The North American Electric Reliability Corporation (NERC), a nonprofit corporation which manages the bulk power supply in the U.S. and Canada, compiles regional data on the U.S. power system, which points to several troubled markets.
California, part of NERC’s Western Energy Coordinating Council ("WECC-CA" in the accompanying charts), already is one of the highest cost locations for industrial customers, at an average of 10.5 cents per kWh. The state suffers from generating infrastructure that is primarily fueled by oil and natural gas, which has seen prices skyrocket. Market conditions have ameliorated somewhat, but are still highly volatile. California is also the heaviest importer of electricity in the U.S., accounting for nearly 28% of its consumption. If not for these lower cost imports, the industrial power cost structure in the state would be even worse. In Texas, (the Electric Reliability Council of Texas-ERCOT) power markets have been deregulated in about 75% of the state…the most deregulated market in the U.S. But this has delivered few benefits.

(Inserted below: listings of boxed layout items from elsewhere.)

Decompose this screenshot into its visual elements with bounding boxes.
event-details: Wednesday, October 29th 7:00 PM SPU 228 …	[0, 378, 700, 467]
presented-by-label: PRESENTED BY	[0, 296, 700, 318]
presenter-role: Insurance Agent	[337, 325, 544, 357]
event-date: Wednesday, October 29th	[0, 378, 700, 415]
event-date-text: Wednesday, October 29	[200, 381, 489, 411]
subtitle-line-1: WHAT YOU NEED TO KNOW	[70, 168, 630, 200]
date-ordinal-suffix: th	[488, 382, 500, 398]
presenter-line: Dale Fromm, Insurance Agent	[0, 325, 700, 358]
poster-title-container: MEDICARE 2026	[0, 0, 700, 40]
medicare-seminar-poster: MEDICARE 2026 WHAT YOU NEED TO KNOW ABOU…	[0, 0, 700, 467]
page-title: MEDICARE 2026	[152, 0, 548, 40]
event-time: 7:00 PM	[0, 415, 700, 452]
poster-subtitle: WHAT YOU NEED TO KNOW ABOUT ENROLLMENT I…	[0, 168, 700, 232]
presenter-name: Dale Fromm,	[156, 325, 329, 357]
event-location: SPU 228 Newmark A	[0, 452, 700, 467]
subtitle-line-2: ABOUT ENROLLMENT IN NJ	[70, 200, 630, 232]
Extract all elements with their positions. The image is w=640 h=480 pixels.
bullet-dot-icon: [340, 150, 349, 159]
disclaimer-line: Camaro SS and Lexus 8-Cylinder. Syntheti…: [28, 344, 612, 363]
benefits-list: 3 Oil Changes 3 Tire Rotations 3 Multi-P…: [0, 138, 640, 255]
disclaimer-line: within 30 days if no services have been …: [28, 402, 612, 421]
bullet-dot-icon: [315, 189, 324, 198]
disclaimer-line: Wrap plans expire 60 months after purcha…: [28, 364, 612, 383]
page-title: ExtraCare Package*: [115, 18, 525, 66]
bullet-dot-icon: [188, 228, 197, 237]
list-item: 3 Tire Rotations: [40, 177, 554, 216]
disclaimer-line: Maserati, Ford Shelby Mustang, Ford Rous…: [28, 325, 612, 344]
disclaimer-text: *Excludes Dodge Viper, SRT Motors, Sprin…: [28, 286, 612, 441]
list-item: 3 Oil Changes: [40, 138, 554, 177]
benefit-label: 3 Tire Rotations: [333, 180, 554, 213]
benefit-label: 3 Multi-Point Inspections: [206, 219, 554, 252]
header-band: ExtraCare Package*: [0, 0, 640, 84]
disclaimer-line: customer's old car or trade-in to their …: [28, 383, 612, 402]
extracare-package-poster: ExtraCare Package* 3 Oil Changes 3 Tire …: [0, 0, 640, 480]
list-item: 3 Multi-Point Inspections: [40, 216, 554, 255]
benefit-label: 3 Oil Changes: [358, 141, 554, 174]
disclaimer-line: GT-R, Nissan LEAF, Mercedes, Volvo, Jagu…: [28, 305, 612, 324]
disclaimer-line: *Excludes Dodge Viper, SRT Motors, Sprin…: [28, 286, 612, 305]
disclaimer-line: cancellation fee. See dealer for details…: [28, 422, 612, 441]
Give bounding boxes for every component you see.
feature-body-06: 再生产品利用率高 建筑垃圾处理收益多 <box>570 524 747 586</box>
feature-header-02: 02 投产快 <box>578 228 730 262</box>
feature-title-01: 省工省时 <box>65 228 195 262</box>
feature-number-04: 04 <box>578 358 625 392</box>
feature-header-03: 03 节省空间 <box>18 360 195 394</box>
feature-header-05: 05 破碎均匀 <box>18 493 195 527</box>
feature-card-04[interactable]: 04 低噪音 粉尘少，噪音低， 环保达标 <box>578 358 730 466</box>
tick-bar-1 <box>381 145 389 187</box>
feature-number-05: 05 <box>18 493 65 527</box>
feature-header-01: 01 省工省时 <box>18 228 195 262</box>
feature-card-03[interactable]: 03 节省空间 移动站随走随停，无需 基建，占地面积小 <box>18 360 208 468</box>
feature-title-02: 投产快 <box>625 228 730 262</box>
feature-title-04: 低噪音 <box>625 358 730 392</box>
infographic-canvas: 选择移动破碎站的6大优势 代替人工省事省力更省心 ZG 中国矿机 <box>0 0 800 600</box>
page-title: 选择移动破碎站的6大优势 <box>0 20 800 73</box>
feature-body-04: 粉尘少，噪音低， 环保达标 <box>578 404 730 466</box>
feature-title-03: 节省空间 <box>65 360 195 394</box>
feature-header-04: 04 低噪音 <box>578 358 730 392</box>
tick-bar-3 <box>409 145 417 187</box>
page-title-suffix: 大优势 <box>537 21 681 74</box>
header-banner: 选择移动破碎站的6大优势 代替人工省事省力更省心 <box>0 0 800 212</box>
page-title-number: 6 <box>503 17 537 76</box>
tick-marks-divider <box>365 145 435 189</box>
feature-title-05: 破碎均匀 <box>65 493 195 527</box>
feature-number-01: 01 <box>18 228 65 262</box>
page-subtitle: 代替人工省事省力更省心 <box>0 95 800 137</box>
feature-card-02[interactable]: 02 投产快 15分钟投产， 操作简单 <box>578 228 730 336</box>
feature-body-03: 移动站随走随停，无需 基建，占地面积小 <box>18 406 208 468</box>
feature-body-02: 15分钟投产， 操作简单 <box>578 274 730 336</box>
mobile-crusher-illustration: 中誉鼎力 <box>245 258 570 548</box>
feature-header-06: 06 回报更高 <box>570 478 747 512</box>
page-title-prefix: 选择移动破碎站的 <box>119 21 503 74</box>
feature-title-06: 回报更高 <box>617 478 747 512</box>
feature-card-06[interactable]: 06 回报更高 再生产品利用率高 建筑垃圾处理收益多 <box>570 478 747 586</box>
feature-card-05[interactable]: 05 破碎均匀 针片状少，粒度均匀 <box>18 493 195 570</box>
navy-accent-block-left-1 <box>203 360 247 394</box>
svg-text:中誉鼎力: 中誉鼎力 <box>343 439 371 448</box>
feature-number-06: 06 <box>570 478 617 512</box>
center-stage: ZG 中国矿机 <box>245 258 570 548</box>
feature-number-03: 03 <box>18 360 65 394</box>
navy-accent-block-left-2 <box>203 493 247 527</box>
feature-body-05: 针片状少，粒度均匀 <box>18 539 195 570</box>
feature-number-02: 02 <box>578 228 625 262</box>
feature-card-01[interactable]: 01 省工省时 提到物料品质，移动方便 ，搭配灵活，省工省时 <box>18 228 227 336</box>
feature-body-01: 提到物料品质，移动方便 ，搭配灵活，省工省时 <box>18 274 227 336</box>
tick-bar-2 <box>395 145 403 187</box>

Over 30% of generating capacity is fueled by high cost oil and natural gas, and despite the state’s fast growing wind generation sector, this resource runs at only 8% of nameplate capacity, and accounts for only 7% of the state’s energy.
And this wind infrastructure has a downside. There is inadequate transmission infrastructure to get wind-generated electricity from west Texas to the metro areas that need it. Texas is largely isolated from the integrated transmission system over which utilities export and import power nationwide. With only two interconnections with other U.S. transmission sources, the state has very limited opportunity to import cheaper power from outside its borders. Wholesale prices have been as high as $4.00 per kWh this summer.
Businesses seeking locations for new or expanded manufacturing plants or distribution centers are wise to study long term trends and infrastructure plans before selecting a site.